Innate Pharma has picked up full rights to the anti-NKG2A antibody, an immune checkpoint inhibitor from Novo Nordisk said to be ready for Phase II development in oncology. Per the agreement, Novo Nordisk will receive €2 million ($2.72 million) in cash and 600,000 shares for licensing the humanized IgG4 antibody to Innate and could potentially receive €20 million ($27.2 million) in registration milestones and royalties on future sales. 

NKG2A is a checkpoint receptor that inhibits anticancer functions of cytotoxic natural killer (NK) and T lymphocytes, and anti-NKG2A (IPH2201) can potentially re-establish an antitumour response mediated by NK and T cells. Anti-NKG2A is the third therapeutic antibody generated in a partnership inked between Novo Nordisk and Innate Pharma back in 2006 focused on developing new drugs targeting NK.

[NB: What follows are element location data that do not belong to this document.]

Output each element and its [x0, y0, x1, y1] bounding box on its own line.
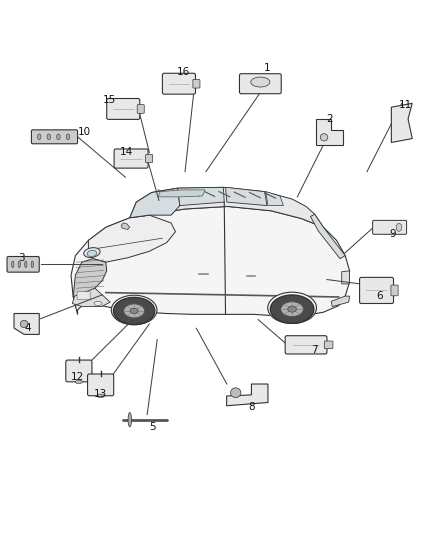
FancyBboxPatch shape [324, 341, 333, 349]
FancyBboxPatch shape [162, 73, 195, 94]
Ellipse shape [20, 320, 28, 328]
Polygon shape [121, 223, 130, 230]
Ellipse shape [251, 77, 270, 87]
Ellipse shape [66, 134, 70, 140]
Polygon shape [88, 215, 176, 262]
Ellipse shape [31, 261, 34, 268]
Polygon shape [130, 188, 180, 218]
Polygon shape [73, 259, 107, 297]
Ellipse shape [25, 261, 27, 268]
Ellipse shape [268, 292, 317, 324]
Text: 14: 14 [120, 148, 133, 157]
Text: 11: 11 [399, 100, 412, 110]
Ellipse shape [320, 134, 328, 141]
Polygon shape [391, 103, 412, 142]
Ellipse shape [47, 134, 50, 140]
Polygon shape [331, 296, 350, 306]
Ellipse shape [270, 295, 314, 324]
Ellipse shape [75, 380, 82, 384]
FancyBboxPatch shape [360, 277, 393, 303]
Ellipse shape [38, 134, 41, 140]
Text: 8: 8 [248, 402, 255, 411]
FancyBboxPatch shape [7, 256, 39, 272]
Text: 3: 3 [18, 253, 24, 263]
FancyBboxPatch shape [114, 149, 148, 168]
Polygon shape [72, 288, 110, 306]
Ellipse shape [128, 413, 131, 427]
FancyBboxPatch shape [88, 374, 114, 396]
Text: 15: 15 [102, 95, 116, 105]
FancyBboxPatch shape [107, 99, 140, 119]
Ellipse shape [94, 301, 102, 305]
Polygon shape [317, 118, 343, 144]
Ellipse shape [288, 306, 297, 312]
Text: 2: 2 [327, 114, 333, 124]
Polygon shape [266, 192, 283, 206]
Polygon shape [178, 187, 224, 206]
Text: 1: 1 [264, 63, 270, 74]
FancyBboxPatch shape [285, 336, 327, 354]
Polygon shape [226, 187, 267, 206]
Ellipse shape [12, 261, 14, 268]
FancyBboxPatch shape [391, 285, 398, 296]
Polygon shape [14, 313, 39, 334]
Polygon shape [226, 384, 268, 406]
FancyBboxPatch shape [373, 220, 406, 235]
Text: 10: 10 [78, 126, 91, 136]
Ellipse shape [18, 261, 21, 268]
FancyBboxPatch shape [32, 130, 78, 144]
Text: 6: 6 [377, 291, 383, 301]
Ellipse shape [230, 388, 241, 398]
Text: 4: 4 [24, 324, 31, 333]
FancyBboxPatch shape [66, 360, 92, 382]
Ellipse shape [130, 308, 138, 313]
Ellipse shape [396, 223, 402, 231]
FancyBboxPatch shape [145, 155, 153, 163]
Polygon shape [71, 206, 350, 317]
Ellipse shape [84, 248, 100, 257]
Text: 7: 7 [311, 345, 318, 355]
FancyBboxPatch shape [193, 79, 200, 88]
Ellipse shape [111, 295, 157, 325]
Ellipse shape [87, 251, 97, 256]
Text: 12: 12 [71, 372, 84, 382]
FancyBboxPatch shape [77, 292, 90, 300]
Ellipse shape [113, 297, 155, 325]
FancyBboxPatch shape [137, 104, 144, 114]
Text: 16: 16 [177, 67, 190, 77]
Polygon shape [130, 187, 323, 228]
Text: 5: 5 [149, 422, 156, 432]
Text: 9: 9 [390, 229, 396, 239]
Polygon shape [158, 190, 205, 197]
Polygon shape [311, 214, 345, 259]
Ellipse shape [124, 304, 145, 318]
Ellipse shape [97, 394, 104, 398]
Text: 13: 13 [94, 389, 107, 399]
Ellipse shape [57, 134, 60, 140]
Polygon shape [342, 271, 350, 284]
Ellipse shape [281, 302, 304, 317]
FancyBboxPatch shape [240, 74, 281, 94]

Novo Nordisk says it conducted a Phase I trial with anti-NKG2A in patients with rheumatoid arthritis, where the mAb demonstrated a good safety profile for both iv and sc routes at both single and multiple administrations. The firm says it is planning to advance other compounds for further development in inflammation.

“We look forward to now taking [anti-NKG2A] forward in cancer indications where there is a great need for better treatments and where drugs of this type have shown tremendous benefit in recent years,” Innate Pharma’s CSO Nicolaï Wagtmann said in a statement.